We arrived on Friday afternoon at MASS MoCA in North Adams, Massachusetts to have a private tour with the founding Director Joe Thompson. He led us through the ongoing $55 million construction project where Laurie Anderson, James Turrell and Jenny Holzer will have new installations. This is in partnership with the Robert Rauschenberg Foundation and is scheduled to open in May 2017. Upon completion MASS MoCA will be the largest contemporary art museum in the country boasting 250,000 square feet of gallery space.

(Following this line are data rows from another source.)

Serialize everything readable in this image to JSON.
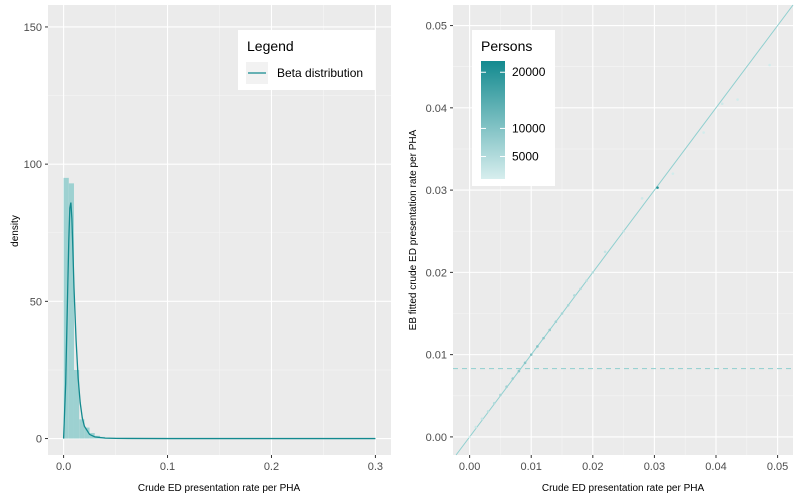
{
  "chart_data": [
    {
      "type": "histogram",
      "xlabel": "Crude ED presentation rate per PHA",
      "ylabel": "density",
      "xlim": [
        -0.015,
        0.315
      ],
      "ylim": [
        -6,
        158
      ],
      "xticks": [
        0.0,
        0.1,
        0.2,
        0.3
      ],
      "xtick_labels": [
        "0.0",
        "0.1",
        "0.2",
        "0.3"
      ],
      "yticks": [
        0,
        50,
        100,
        150
      ],
      "ytick_labels": [
        "0",
        "50",
        "100",
        "150"
      ],
      "grid": true,
      "bin_width": 0.005,
      "bins": [
        {
          "x0": 0.0,
          "x1": 0.005,
          "density": 95
        },
        {
          "x0": 0.005,
          "x1": 0.01,
          "density": 93
        },
        {
          "x0": 0.01,
          "x1": 0.015,
          "density": 25
        },
        {
          "x0": 0.015,
          "x1": 0.02,
          "density": 7
        },
        {
          "x0": 0.02,
          "x1": 0.025,
          "density": 4
        },
        {
          "x0": 0.025,
          "x1": 0.03,
          "density": 2
        },
        {
          "x0": 0.03,
          "x1": 0.035,
          "density": 1
        },
        {
          "x0": 0.035,
          "x1": 0.04,
          "density": 0.6
        },
        {
          "x0": 0.04,
          "x1": 0.045,
          "density": 0.4
        },
        {
          "x0": 0.045,
          "x1": 0.05,
          "density": 0.3
        }
      ],
      "series": [
        {
          "name": "Beta distribution",
          "x": [
            0.0,
            0.002,
            0.004,
            0.005,
            0.006,
            0.007,
            0.008,
            0.009,
            0.01,
            0.012,
            0.014,
            0.016,
            0.018,
            0.02,
            0.025,
            0.03,
            0.04,
            0.05,
            0.1,
            0.2,
            0.3
          ],
          "y": [
            0,
            20,
            55,
            72,
            84,
            86,
            80,
            68,
            55,
            36,
            22,
            13,
            7.5,
            4.5,
            1.5,
            0.6,
            0.15,
            0.05,
            0,
            0,
            0
          ]
        }
      ],
      "legend": {
        "title": "Legend",
        "position": "top-right"
      },
      "colors": {
        "line": "#138a8f",
        "bar": "#9dd1d1",
        "panel": "#ebebeb",
        "grid": "#ffffff"
      }
    },
    {
      "type": "scatter",
      "xlabel": "Crude ED presentation rate per PHA",
      "ylabel": "EB fitted crude ED presentation rate per PHA",
      "xlim": [
        -0.0027,
        0.0525
      ],
      "ylim": [
        -0.0022,
        0.0525
      ],
      "xticks": [
        0.0,
        0.01,
        0.02,
        0.03,
        0.04,
        0.05
      ],
      "xtick_labels": [
        "0.00",
        "0.01",
        "0.02",
        "0.03",
        "0.04",
        "0.05"
      ],
      "yticks": [
        0.0,
        0.01,
        0.02,
        0.03,
        0.04,
        0.05
      ],
      "ytick_labels": [
        "0.00",
        "0.01",
        "0.02",
        "0.03",
        "0.04",
        "0.05"
      ],
      "grid": true,
      "identity_line": true,
      "hline": 0.0083,
      "points": [
        {
          "x": 0.0,
          "y": 0.0,
          "persons": 1000
        },
        {
          "x": 0.001,
          "y": 0.0012,
          "persons": 2500
        },
        {
          "x": 0.002,
          "y": 0.0022,
          "persons": 3000
        },
        {
          "x": 0.003,
          "y": 0.0031,
          "persons": 4000
        },
        {
          "x": 0.004,
          "y": 0.0041,
          "persons": 5000
        },
        {
          "x": 0.005,
          "y": 0.0051,
          "persons": 6000
        },
        {
          "x": 0.006,
          "y": 0.0061,
          "persons": 7000
        },
        {
          "x": 0.007,
          "y": 0.0071,
          "persons": 8000
        },
        {
          "x": 0.008,
          "y": 0.008,
          "persons": 9000
        },
        {
          "x": 0.009,
          "y": 0.009,
          "persons": 9500
        },
        {
          "x": 0.01,
          "y": 0.01,
          "persons": 10000
        },
        {
          "x": 0.011,
          "y": 0.011,
          "persons": 10000
        },
        {
          "x": 0.012,
          "y": 0.012,
          "persons": 9000
        },
        {
          "x": 0.013,
          "y": 0.013,
          "persons": 8000
        },
        {
          "x": 0.014,
          "y": 0.014,
          "persons": 7000
        },
        {
          "x": 0.015,
          "y": 0.015,
          "persons": 6000
        },
        {
          "x": 0.016,
          "y": 0.016,
          "persons": 6000
        },
        {
          "x": 0.017,
          "y": 0.0172,
          "persons": 5000
        },
        {
          "x": 0.018,
          "y": 0.018,
          "persons": 5000
        },
        {
          "x": 0.019,
          "y": 0.019,
          "persons": 4000
        },
        {
          "x": 0.02,
          "y": 0.02,
          "persons": 4000
        },
        {
          "x": 0.022,
          "y": 0.0225,
          "persons": 3000
        },
        {
          "x": 0.025,
          "y": 0.025,
          "persons": 3000
        },
        {
          "x": 0.028,
          "y": 0.029,
          "persons": 2000
        },
        {
          "x": 0.0305,
          "y": 0.0303,
          "persons": 20000
        },
        {
          "x": 0.033,
          "y": 0.032,
          "persons": 1500
        },
        {
          "x": 0.038,
          "y": 0.037,
          "persons": 1500
        },
        {
          "x": 0.041,
          "y": 0.0405,
          "persons": 2000
        },
        {
          "x": 0.0435,
          "y": 0.041,
          "persons": 1500
        },
        {
          "x": 0.0487,
          "y": 0.0452,
          "persons": 1500
        }
      ],
      "legend": {
        "title": "Persons",
        "position": "top-left",
        "values": [
          5000,
          10000,
          20000
        ],
        "labels": [
          "5000",
          "10000",
          "20000"
        ],
        "range": [
          1000,
          22000
        ]
      },
      "colors": {
        "high": "#138a8f",
        "low": "#d7eeee",
        "panel": "#ebebeb",
        "grid": "#ffffff",
        "ref": "#8fcfcf"
      }
    }
  ]
}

Alex Da Corte’s “Free Roses”, his first museum exhibition creates an hypnotizing environment of sculpture, paintings and video installations created over the last ten years. Taking the lead from the 1960’s Pop artists, Da Corte’s work totally bombards the viewer with layers of various media, neon sculpture, objects from popular culture found in supermarkets and flea markets, references to family life, suburban upbringings, teenage desire, love and loss.
“Like his predecessors Mike Kelley, Paul McCarthy and Jim Shaw, Da Corte investigates the cultural and psychological narratives invested in the objects he manipulates.” One of his two most important videos, “Chelsea Hotel No.2″ (2010) features Leonard Cohen’ s soundtrack and is a visual offering of eccentricities.

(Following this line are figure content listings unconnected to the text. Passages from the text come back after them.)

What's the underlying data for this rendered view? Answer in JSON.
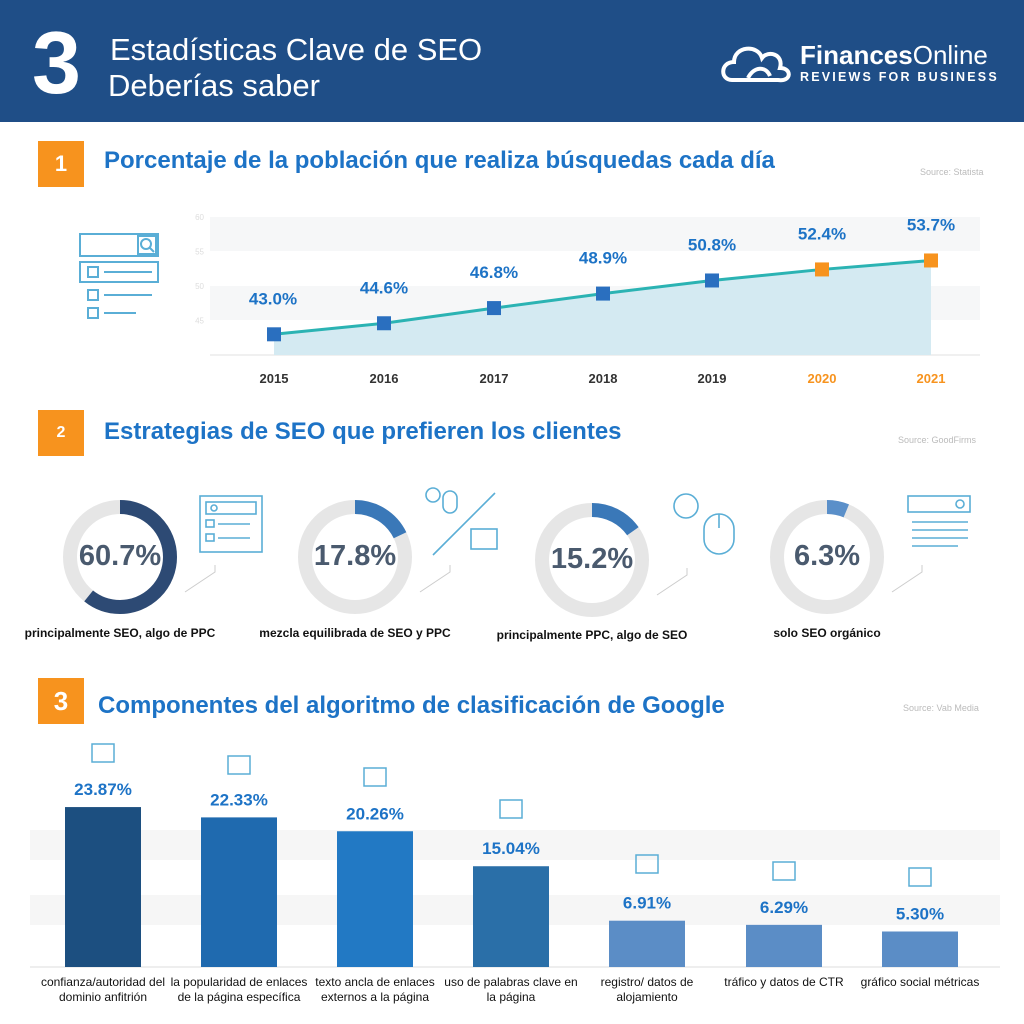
{
  "header": {
    "number": "3",
    "title_line1": "Estadísticas Clave de SEO",
    "title_line2": "Deberías saber",
    "logo_name_bold": "Finances",
    "logo_name": "Online",
    "logo_tagline": "REVIEWS FOR BUSINESS"
  },
  "sections": [
    {
      "number": "1",
      "title": "Porcentaje de la población que realiza búsquedas cada día",
      "source": "Source: Statista"
    },
    {
      "number": "2",
      "title": "Estrategias de SEO que prefieren los clientes",
      "source": "Source: GoodFirms"
    },
    {
      "number": "3",
      "title": "Componentes del algoritmo de clasificación de Google",
      "source": "Source: Vab Media"
    }
  ],
  "colors": {
    "header": "#1f4e87",
    "accent_orange": "#f7931e",
    "title_blue": "#1d73c6",
    "line": "#2bb3b3",
    "marker": "#2a6fbf",
    "donut_dark": "#2d4a74",
    "donut_mid": "#3a78b8",
    "donut_track": "#e6e6e6"
  },
  "chart_data": [
    {
      "type": "line",
      "x": [
        "2015",
        "2016",
        "2017",
        "2018",
        "2019",
        "2020",
        "2021"
      ],
      "values": [
        43.0,
        44.6,
        46.8,
        48.9,
        50.8,
        52.4,
        53.7
      ],
      "data_labels": [
        "43.0%",
        "44.6%",
        "46.8%",
        "48.9%",
        "50.8%",
        "52.4%",
        "53.7%"
      ],
      "projected": [
        false,
        false,
        false,
        false,
        false,
        true,
        true
      ],
      "yticks": [
        "60",
        "55",
        "50",
        "45"
      ],
      "ylim": [
        40,
        60
      ],
      "grid": true
    },
    {
      "type": "pie",
      "style": "donut",
      "categories": [
        "principalmente SEO, algo de PPC",
        "mezcla equilibrada de SEO y PPC",
        "principalmente PPC, algo de SEO",
        "solo SEO orgánico"
      ],
      "values": [
        60.7,
        17.8,
        15.2,
        6.3
      ],
      "data_labels": [
        "60.7%",
        "17.8%",
        "15.2%",
        "6.3%"
      ]
    },
    {
      "type": "bar",
      "categories": [
        "confianza/autoridad del dominio anfitrión",
        "la popularidad de enlaces de la página específica",
        "texto ancla de enlaces externos a la página",
        "uso de palabras clave en la página",
        "registro/ datos de alojamiento",
        "tráfico y datos de CTR",
        "gráfico social métricas"
      ],
      "values": [
        23.87,
        22.33,
        20.26,
        15.04,
        6.91,
        6.29,
        5.3
      ],
      "data_labels": [
        "23.87%",
        "22.33%",
        "20.26%",
        "15.04%",
        "6.91%",
        "6.29%",
        "5.30%"
      ],
      "icons": [
        "browser-icon",
        "link-icon",
        "anchor-icon",
        "key-icon",
        "database-icon",
        "bar-chart-icon",
        "network-icon"
      ]
    }
  ]
}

We continued our tour to view the long-term Kiefer installation realized in collaboration with the Hall Art Foundation in the steel pavilion, a 10,000 square foot space. This includes three major works “Narrow are the Vessels”, (2002) “Velimir Chlebnikov” (2008) and “The Women of the Revolution” (1992-2013). “Velimir” consists of 30 paintings, dealing with nautical warfare and is housed in it’s own pavilion. It is a stunning project incorporating Kiefer’s continual dialogue dealing with the complexities of his German past, history, the ravages of war, poetry, nature and the cycles of life and death. The artist engulfs us in the devastation of the last century in this exquisitely installed space.

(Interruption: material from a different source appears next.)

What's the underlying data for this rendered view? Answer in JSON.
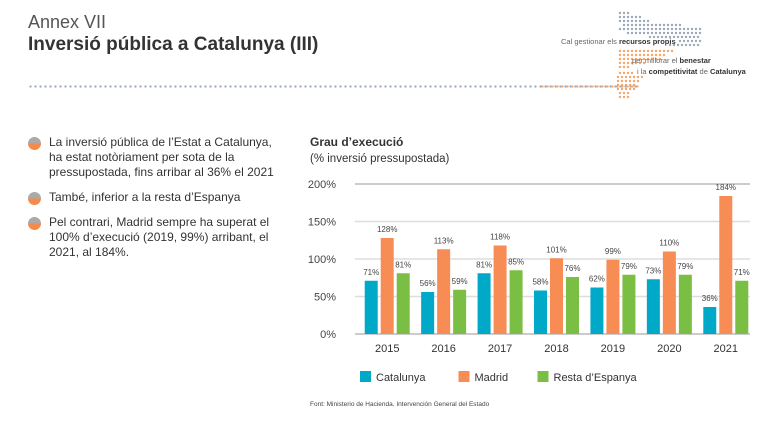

Several years ago, I was invited to visit the Halls in Schloss Derneburg, Germany and to see the Julian Schnabel exhibition which was installed in the newly constructed wing. I was excited to visit the Vermont venue of the Hall Art Foundation. We arrived on Saturday afternoon to attend the reception of “Landscapes after Ruskin – Redefining the Sublime”, curated by Joel Sternfeld, the well known landscape photographer. What a fitting theme for this bucolic setting. This exhibition includes four buildings, a stone farmhouse, cow, horse and tractor barns, all converted from a former 19th century dairy farm. The Hall Art Foundation was founded by Andrew and Christine Hall in 2007 and opened to the public in 2012 and continues to engage the community in contemporary art. Exploring the grounds, we discovered Olafur Eliasson’s “Waterfall”, 2004. This monumental sculpture is made of scaffolding, water, wood, foil, aluminum, pump and hose. It measures over 21 feet x 19 1/2 feet x 32 1/2 feet . It is one of 3 Waterfalls that Eliasson created. The other two are in the Aros Aarhus Kunstmuseum in Denmark (2004) and the Dundee Contemporary Arts, Scotland (2005).